V.V. Vasetsky – Ph. D. (Eng.), Associate Professor, Russian Air Force Military Educational and Scientific Center «Zhukovsky–Gagarin Air Force Academy» (Voronezh). E-mail: firstname.lastname@example.org
One of the most suitable methods for the intellectualization of existing automated control systems is the use of artificial neural networks, which have properties similar to those of the human brain, such as associative generalization, parallel search, adaptation to environmental changes.
Artificial neural network is a collection of neuron-like elements in a certain way connected with each other and with the environment through connections defined weight coefficients.

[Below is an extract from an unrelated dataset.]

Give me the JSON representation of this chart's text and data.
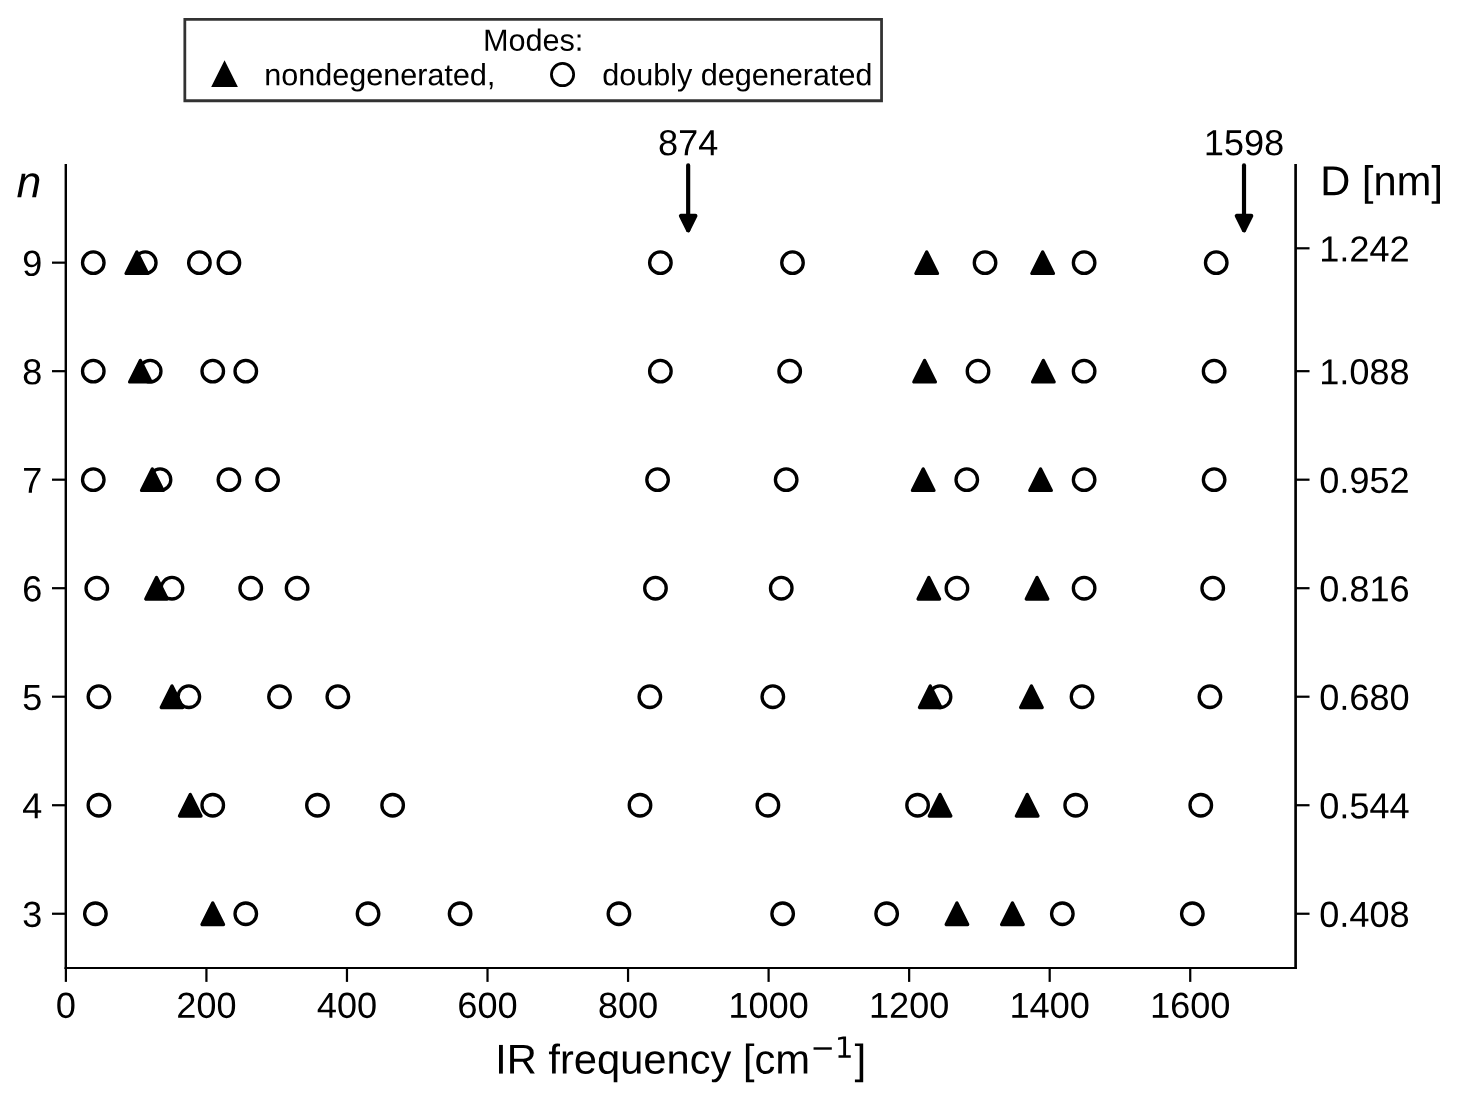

Artificial neuron (ID) is part of the INS. It consists of three types of elements: multipliers ( synapses ), adder and nonlinear transformations of users. Synapses helps communication between IN, multiplies the input signal by the characterizing the binding force (weight of the synapse) number. The adder adds the signals received by the synaptic connections of other artificial neurons to external input signals. Nonlinear converter implements a nonlinear function of one argument – the output of adder. This function is called the activation function or the transfer function of ID.
Using the method of differentiation of the implicit function for the nonlinear converter artificial neuron will expand the number of types of transfer functions and simplify the training of neural networks used in automatic control systems.